Returns the basis index and primitive cell offsets for a supercell.

This implementation uses a simple iteration procedure which should be fairly quick. If more stability is needed consider the following approach:

  • find the P-matrix: P = ideal.cell @ prim.cell_inv.T

  • compensate for strain: P *= len(ideal)/len(prim)/det(P)

  • generate the reference structure: ref_atoms = make_supercell(round(P), prim)

  • find the assignment using ref_atoms via the Hungarian algorithm using the mic distances

Parameters:
  • primitive (Atoms) – Primitive cell.

  • supercell (Atoms) – Some ideal repetition of the primitive cell.

  • tol (float) – Tolerance length parameter. Increase to allow for slgihtly rattled or strained cells.

  • wrap (bool) – It might happen that the ideal cell boundary cuts through a unit cell whose lattice points lie inside the ideal cell.
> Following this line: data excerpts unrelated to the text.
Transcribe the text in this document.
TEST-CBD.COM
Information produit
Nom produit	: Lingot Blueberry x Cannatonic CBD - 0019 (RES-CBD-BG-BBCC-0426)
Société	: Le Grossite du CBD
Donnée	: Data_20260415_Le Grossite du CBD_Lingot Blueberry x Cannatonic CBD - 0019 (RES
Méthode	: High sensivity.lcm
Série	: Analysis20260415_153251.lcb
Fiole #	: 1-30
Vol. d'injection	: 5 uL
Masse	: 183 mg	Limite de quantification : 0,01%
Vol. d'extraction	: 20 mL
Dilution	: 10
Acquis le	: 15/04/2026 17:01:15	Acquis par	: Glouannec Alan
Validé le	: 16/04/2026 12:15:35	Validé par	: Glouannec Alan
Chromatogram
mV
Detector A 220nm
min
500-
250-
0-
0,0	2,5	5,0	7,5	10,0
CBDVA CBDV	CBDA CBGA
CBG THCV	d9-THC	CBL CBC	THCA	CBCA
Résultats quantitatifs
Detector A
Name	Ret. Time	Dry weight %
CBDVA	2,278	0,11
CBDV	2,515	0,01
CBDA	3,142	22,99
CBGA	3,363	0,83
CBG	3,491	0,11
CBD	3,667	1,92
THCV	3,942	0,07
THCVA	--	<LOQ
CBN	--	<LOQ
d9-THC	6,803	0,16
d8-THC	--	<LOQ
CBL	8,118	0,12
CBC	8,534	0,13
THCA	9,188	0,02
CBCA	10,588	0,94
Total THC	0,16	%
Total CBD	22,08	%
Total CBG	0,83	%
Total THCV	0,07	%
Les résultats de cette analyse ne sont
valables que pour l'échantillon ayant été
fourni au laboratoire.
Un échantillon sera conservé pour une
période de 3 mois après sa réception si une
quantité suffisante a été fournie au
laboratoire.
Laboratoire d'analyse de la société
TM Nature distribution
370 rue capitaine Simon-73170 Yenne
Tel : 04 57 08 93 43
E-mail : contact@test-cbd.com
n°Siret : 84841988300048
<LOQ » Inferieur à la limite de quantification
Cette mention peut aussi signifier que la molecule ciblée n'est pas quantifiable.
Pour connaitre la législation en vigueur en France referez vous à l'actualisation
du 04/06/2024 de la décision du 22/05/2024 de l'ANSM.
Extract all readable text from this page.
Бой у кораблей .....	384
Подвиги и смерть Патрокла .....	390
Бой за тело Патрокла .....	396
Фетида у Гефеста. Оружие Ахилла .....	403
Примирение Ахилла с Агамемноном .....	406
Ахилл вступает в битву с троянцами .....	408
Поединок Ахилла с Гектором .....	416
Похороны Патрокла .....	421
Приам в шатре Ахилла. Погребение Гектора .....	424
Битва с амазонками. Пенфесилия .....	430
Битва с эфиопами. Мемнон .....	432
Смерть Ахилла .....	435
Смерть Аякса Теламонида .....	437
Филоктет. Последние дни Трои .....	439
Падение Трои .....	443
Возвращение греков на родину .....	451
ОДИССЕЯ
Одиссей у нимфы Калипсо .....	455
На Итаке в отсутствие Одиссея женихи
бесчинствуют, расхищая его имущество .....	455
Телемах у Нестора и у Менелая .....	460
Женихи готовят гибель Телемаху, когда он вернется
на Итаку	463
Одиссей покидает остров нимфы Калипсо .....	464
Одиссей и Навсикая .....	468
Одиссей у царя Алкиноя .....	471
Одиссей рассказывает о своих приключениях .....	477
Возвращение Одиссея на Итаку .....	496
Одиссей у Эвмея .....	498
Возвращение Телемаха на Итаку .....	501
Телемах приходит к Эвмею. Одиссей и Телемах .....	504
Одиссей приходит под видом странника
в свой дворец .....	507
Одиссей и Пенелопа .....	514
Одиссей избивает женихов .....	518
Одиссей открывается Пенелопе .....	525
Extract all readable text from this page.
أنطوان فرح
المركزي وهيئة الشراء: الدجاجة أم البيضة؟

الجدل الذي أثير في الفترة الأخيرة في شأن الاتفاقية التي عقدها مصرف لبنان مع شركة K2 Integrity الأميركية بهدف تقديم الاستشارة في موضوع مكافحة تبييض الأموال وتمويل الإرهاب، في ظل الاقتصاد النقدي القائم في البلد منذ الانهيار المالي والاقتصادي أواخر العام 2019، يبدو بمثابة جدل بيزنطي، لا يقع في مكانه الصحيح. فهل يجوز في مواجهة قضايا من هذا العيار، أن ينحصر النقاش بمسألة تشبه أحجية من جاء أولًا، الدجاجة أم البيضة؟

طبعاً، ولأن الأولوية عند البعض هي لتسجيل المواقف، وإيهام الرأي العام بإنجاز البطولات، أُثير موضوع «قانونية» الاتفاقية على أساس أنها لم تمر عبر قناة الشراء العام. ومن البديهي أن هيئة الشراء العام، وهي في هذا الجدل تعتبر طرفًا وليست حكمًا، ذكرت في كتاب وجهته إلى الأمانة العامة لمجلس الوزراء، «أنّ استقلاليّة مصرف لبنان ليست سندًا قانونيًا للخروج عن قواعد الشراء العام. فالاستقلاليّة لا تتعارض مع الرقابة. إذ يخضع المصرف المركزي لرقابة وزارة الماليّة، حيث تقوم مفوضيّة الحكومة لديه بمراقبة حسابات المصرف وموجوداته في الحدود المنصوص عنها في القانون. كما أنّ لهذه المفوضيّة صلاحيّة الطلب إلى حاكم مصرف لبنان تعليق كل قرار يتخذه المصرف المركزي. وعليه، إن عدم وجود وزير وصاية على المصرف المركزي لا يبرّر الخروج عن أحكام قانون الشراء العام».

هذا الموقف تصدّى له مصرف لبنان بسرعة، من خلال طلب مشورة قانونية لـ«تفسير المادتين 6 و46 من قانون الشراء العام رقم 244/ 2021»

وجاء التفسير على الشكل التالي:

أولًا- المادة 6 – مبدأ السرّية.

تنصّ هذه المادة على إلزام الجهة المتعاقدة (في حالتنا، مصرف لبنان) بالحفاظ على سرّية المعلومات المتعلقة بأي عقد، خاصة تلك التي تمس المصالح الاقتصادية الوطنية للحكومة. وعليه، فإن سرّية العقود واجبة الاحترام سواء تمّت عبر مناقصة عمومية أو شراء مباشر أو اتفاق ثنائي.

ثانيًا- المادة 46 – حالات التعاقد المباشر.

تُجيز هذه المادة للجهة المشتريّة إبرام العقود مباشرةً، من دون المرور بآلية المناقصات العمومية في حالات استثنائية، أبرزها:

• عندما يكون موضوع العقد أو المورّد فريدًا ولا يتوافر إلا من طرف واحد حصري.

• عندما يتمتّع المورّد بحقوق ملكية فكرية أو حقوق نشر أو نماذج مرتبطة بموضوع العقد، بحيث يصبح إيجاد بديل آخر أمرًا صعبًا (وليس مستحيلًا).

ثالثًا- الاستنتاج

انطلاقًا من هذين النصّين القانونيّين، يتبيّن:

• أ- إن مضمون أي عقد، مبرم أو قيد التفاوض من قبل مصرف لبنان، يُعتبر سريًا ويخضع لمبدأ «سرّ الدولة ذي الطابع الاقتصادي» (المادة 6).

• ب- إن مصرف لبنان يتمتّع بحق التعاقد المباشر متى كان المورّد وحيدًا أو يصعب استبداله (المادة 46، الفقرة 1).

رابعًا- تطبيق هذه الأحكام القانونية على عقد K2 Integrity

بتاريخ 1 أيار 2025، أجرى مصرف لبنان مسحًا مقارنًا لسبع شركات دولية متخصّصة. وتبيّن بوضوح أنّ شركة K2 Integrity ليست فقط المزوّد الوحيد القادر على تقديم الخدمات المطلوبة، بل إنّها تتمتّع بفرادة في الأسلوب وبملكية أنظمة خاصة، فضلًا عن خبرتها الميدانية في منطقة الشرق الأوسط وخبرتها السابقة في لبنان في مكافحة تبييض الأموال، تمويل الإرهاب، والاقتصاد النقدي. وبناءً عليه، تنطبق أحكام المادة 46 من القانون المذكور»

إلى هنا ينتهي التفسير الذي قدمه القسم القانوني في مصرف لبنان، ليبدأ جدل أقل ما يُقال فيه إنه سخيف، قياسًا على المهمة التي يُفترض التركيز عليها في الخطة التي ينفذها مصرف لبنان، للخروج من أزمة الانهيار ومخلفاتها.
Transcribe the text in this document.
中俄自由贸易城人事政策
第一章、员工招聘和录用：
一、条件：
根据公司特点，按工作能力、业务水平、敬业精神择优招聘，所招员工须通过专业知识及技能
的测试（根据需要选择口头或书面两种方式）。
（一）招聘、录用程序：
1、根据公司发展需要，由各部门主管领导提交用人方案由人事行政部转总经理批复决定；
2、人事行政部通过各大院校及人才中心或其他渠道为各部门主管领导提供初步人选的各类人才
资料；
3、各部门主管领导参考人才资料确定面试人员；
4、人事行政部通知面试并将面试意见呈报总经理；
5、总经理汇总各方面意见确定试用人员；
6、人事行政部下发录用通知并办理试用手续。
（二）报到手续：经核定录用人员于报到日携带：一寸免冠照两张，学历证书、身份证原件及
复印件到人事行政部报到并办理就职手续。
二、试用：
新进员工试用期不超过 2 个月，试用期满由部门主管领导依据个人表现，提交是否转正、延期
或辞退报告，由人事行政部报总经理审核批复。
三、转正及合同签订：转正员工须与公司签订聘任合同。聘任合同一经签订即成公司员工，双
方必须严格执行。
If there is a basis, an atom belonging to this unit cell might get wrapped while another is not. Then the wrapped atom now belongs to a lattice point outside the P matrix so to say. This would result in more lattice points than expected from N_unit = len(ideal)/len(prim).

Returns:

  • offsets – The lattice points as integers in (N, 3)-array.

  • index – The basis indices as integers in (N,)-array.